I can appreciate the concerns. At the same time, I have not found this to be a problem for me. In my own practice, I regularly pray for mixed groups - folks of various faiths and of no faith at all. I find enough Biblical images of God to work with that I don’t feel it a betrayal of my Christian faith if in some circumstances I choose not to pray in the name of Jesus. I have enough trust in my own faith, and in God’s capacity to love and bless those not of my faith, that I don’t feel my integrity is on the line. I am sufficiently convicted of the vulnerability of patients and families, and of my responsibility to think first of their needs and not of my own, that I work for sensitivity, even to the point of restraining myself (which I do not interpret as denying myself or my faith).
That said, I certainly acknowledge that the world has changed. We celebrate diversity and plural cultures in our society (if not always pluralism), forgetting just now recent a development that is. Into the mid 1960’s conformity was the social norm, and those who were different – pretty much all, however they were different – were marginalized, closeted, invisible.

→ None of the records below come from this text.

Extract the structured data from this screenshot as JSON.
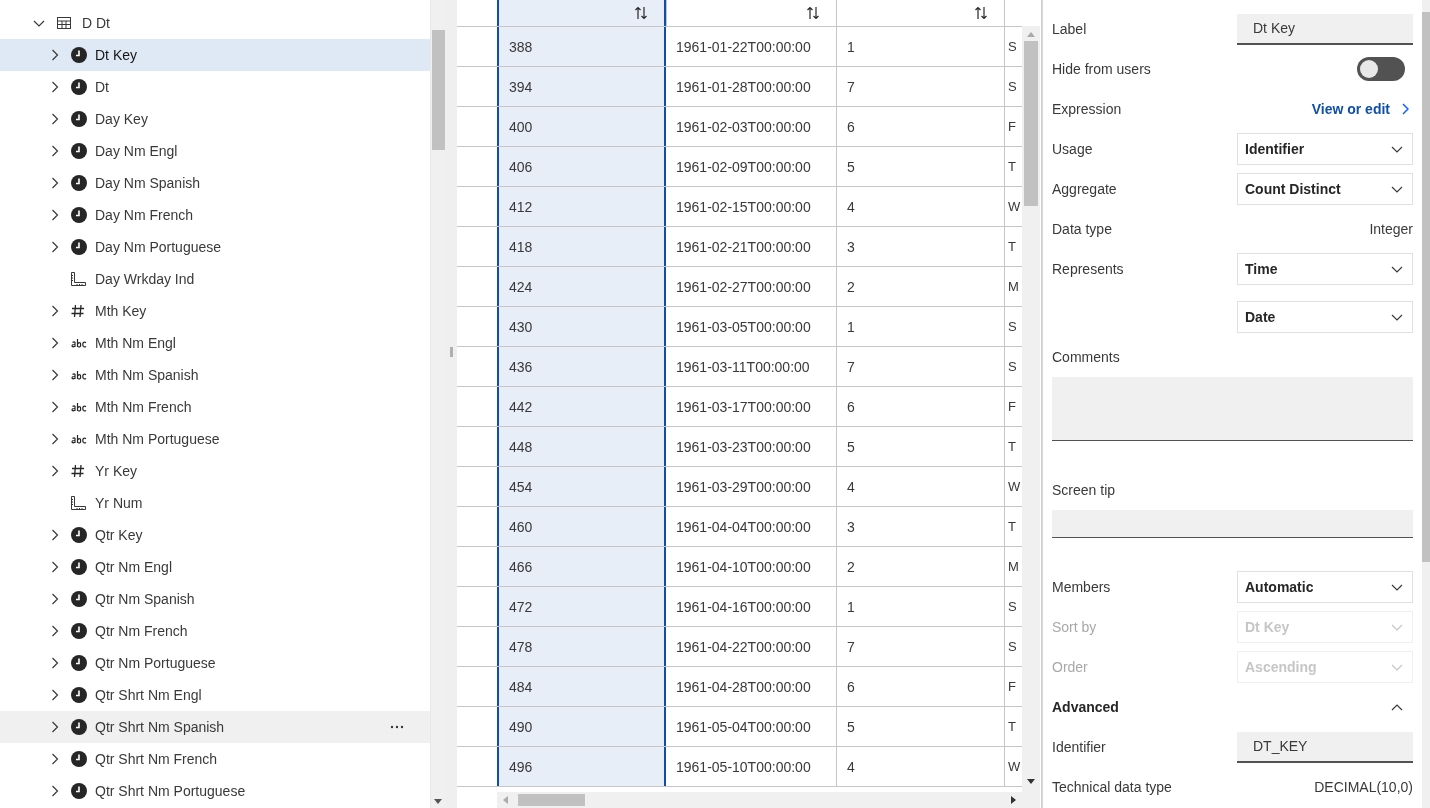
{
  "tree": {
    "label": "D Dt",
    "kind": "table",
    "expanded": true,
    "children": [
      {
        "label": "Dt Key",
        "kind": "clock",
        "expandable": true,
        "selected": true,
        "hovered": false
      },
      {
        "label": "Dt",
        "kind": "clock",
        "expandable": true,
        "selected": false,
        "hovered": false
      },
      {
        "label": "Day Key",
        "kind": "clock",
        "expandable": true,
        "selected": false,
        "hovered": false
      },
      {
        "label": "Day Nm Engl",
        "kind": "clock",
        "expandable": true,
        "selected": false,
        "hovered": false
      },
      {
        "label": "Day Nm Spanish",
        "kind": "clock",
        "expandable": true,
        "selected": false,
        "hovered": false
      },
      {
        "label": "Day Nm French",
        "kind": "clock",
        "expandable": true,
        "selected": false,
        "hovered": false
      },
      {
        "label": "Day Nm Portuguese",
        "kind": "clock",
        "expandable": true,
        "selected": false,
        "hovered": false
      },
      {
        "label": "Day Wrkday Ind",
        "kind": "ruler",
        "expandable": false,
        "selected": false,
        "hovered": false
      },
      {
        "label": "Mth Key",
        "kind": "hash",
        "expandable": true,
        "selected": false,
        "hovered": false
      },
      {
        "label": "Mth Nm Engl",
        "kind": "abc",
        "expandable": true,
        "selected": false,
        "hovered": false
      },
      {
        "label": "Mth Nm Spanish",
        "kind": "abc",
        "expandable": true,
        "selected": false,
        "hovered": false
      },
      {
        "label": "Mth Nm French",
        "kind": "abc",
        "expandable": true,
        "selected": false,
        "hovered": false
      },
      {
        "label": "Mth Nm Portuguese",
        "kind": "abc",
        "expandable": true,
        "selected": false,
        "hovered": false
      },
      {
        "label": "Yr Key",
        "kind": "hash",
        "expandable": true,
        "selected": false,
        "hovered": false
      },
      {
        "label": "Yr Num",
        "kind": "ruler",
        "expandable": false,
        "selected": false,
        "hovered": false
      },
      {
        "label": "Qtr Key",
        "kind": "clock",
        "expandable": true,
        "selected": false,
        "hovered": false
      },
      {
        "label": "Qtr Nm Engl",
        "kind": "clock",
        "expandable": true,
        "selected": false,
        "hovered": false
      },
      {
        "label": "Qtr Nm Spanish",
        "kind": "clock",
        "expandable": true,
        "selected": false,
        "hovered": false
      },
      {
        "label": "Qtr Nm French",
        "kind": "clock",
        "expandable": true,
        "selected": false,
        "hovered": false
      },
      {
        "label": "Qtr Nm Portuguese",
        "kind": "clock",
        "expandable": true,
        "selected": false,
        "hovered": false
      },
      {
        "label": "Qtr Shrt Nm Engl",
        "kind": "clock",
        "expandable": true,
        "selected": false,
        "hovered": false
      },
      {
        "label": "Qtr Shrt Nm Spanish",
        "kind": "clock",
        "expandable": true,
        "selected": false,
        "hovered": true
      },
      {
        "label": "Qtr Shrt Nm French",
        "kind": "clock",
        "expandable": true,
        "selected": false,
        "hovered": false
      },
      {
        "label": "Qtr Shrt Nm Portuguese",
        "kind": "clock",
        "expandable": true,
        "selected": false,
        "hovered": false
      }
    ]
  },
  "grid": {
    "columns": [
      {
        "selected": true,
        "sortable": true
      },
      {
        "selected": false,
        "sortable": true
      },
      {
        "selected": false,
        "sortable": true
      },
      {
        "selected": false,
        "sortable": false
      }
    ],
    "rows": [
      [
        "388",
        "1961-01-22T00:00:00",
        "1",
        "S"
      ],
      [
        "394",
        "1961-01-28T00:00:00",
        "7",
        "S"
      ],
      [
        "400",
        "1961-02-03T00:00:00",
        "6",
        "F"
      ],
      [
        "406",
        "1961-02-09T00:00:00",
        "5",
        "T"
      ],
      [
        "412",
        "1961-02-15T00:00:00",
        "4",
        "W"
      ],
      [
        "418",
        "1961-02-21T00:00:00",
        "3",
        "T"
      ],
      [
        "424",
        "1961-02-27T00:00:00",
        "2",
        "M"
      ],
      [
        "430",
        "1961-03-05T00:00:00",
        "1",
        "S"
      ],
      [
        "436",
        "1961-03-11T00:00:00",
        "7",
        "S"
      ],
      [
        "442",
        "1961-03-17T00:00:00",
        "6",
        "F"
      ],
      [
        "448",
        "1961-03-23T00:00:00",
        "5",
        "T"
      ],
      [
        "454",
        "1961-03-29T00:00:00",
        "4",
        "W"
      ],
      [
        "460",
        "1961-04-04T00:00:00",
        "3",
        "T"
      ],
      [
        "466",
        "1961-04-10T00:00:00",
        "2",
        "M"
      ],
      [
        "472",
        "1961-04-16T00:00:00",
        "1",
        "S"
      ],
      [
        "478",
        "1961-04-22T00:00:00",
        "7",
        "S"
      ],
      [
        "484",
        "1961-04-28T00:00:00",
        "6",
        "F"
      ],
      [
        "490",
        "1961-05-04T00:00:00",
        "5",
        "T"
      ],
      [
        "496",
        "1961-05-10T00:00:00",
        "4",
        "W"
      ]
    ]
  },
  "properties": [
    {
      "kind": "field",
      "label": "Label",
      "value": "Dt Key"
    },
    {
      "kind": "toggle",
      "label": "Hide from users",
      "on": false
    },
    {
      "kind": "link",
      "label": "Expression",
      "link": "View or edit"
    },
    {
      "kind": "select",
      "label": "Usage",
      "value": "Identifier",
      "disabled": false
    },
    {
      "kind": "select",
      "label": "Aggregate",
      "value": "Count Distinct",
      "disabled": false
    },
    {
      "kind": "value",
      "label": "Data type",
      "value": "Integer"
    },
    {
      "kind": "select",
      "label": "Represents",
      "value": "Time",
      "disabled": false
    },
    {
      "kind": "select",
      "value": "Date",
      "disabled": false
    },
    {
      "kind": "textarea",
      "label": "Comments"
    },
    {
      "kind": "textline",
      "label": "Screen tip"
    },
    {
      "kind": "select",
      "label": "Members",
      "value": "Automatic",
      "disabled": false
    },
    {
      "kind": "select",
      "label": "Sort by",
      "value": "Dt Key",
      "disabled": true
    },
    {
      "kind": "select",
      "label": "Order",
      "value": "Ascending",
      "disabled": true
    },
    {
      "kind": "section",
      "label": "Advanced",
      "expanded": true
    },
    {
      "kind": "field",
      "label": "Identifier",
      "value": "DT_KEY"
    },
    {
      "kind": "value",
      "label": "Technical data type",
      "value": "DECIMAL(10,0)"
    }
  ]
}
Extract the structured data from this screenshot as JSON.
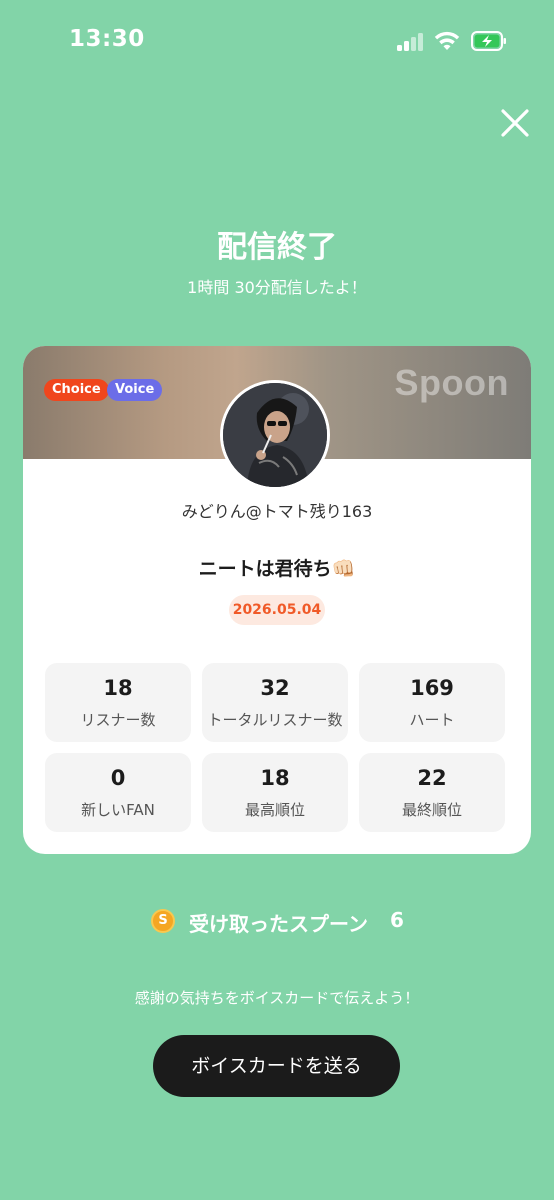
{
  "status_bar": {
    "time": "13:30"
  },
  "header": {
    "title": "配信終了",
    "subtitle": "1時間 30分配信したよ！"
  },
  "card": {
    "brand": "Spoon",
    "badges": [
      "Choice",
      "Voice"
    ],
    "username": "みどりん@トマト残り163",
    "room_title": "ニートは君待ち👊🏻",
    "date": "2026.05.04",
    "stats": [
      {
        "value": "18",
        "label": "リスナー数"
      },
      {
        "value": "32",
        "label": "トータルリスナー数"
      },
      {
        "value": "169",
        "label": "ハート"
      },
      {
        "value": "0",
        "label": "新しいFAN"
      },
      {
        "value": "18",
        "label": "最高順位"
      },
      {
        "value": "22",
        "label": "最終順位"
      }
    ]
  },
  "spoons": {
    "coin_glyph": "S",
    "label": "受け取ったスプーン",
    "count": "6"
  },
  "footer": {
    "thanks_text": "感謝の気持ちをボイスカードで伝えよう！",
    "cta_label": "ボイスカードを送る"
  },
  "colors": {
    "background": "#82d4a8",
    "choice_badge": "#f0461d",
    "voice_badge": "#6b6de8",
    "date_text": "#f05a28",
    "button": "#1b1b1b"
  }
}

We have gone, in religious terms, from seeing this as a Christian nation by default to realizing that, if a majority of our citizens say they believe something, a minority actual lives that out in regular practice and worship, and that includes all traditions. We have discovered that the world we once thought safely across the seas, with all its messy variety, wonderfully exotic in its (distant) place, is now living on our block and shopping in our stores and participating in our politics. There is hope and promise in these changes, I think; but I know there is also loss. And in that loss, while the grieving continues, there will be some who will see their world and themselves in it as fragile, brittle; and in their fear some will even project that on God.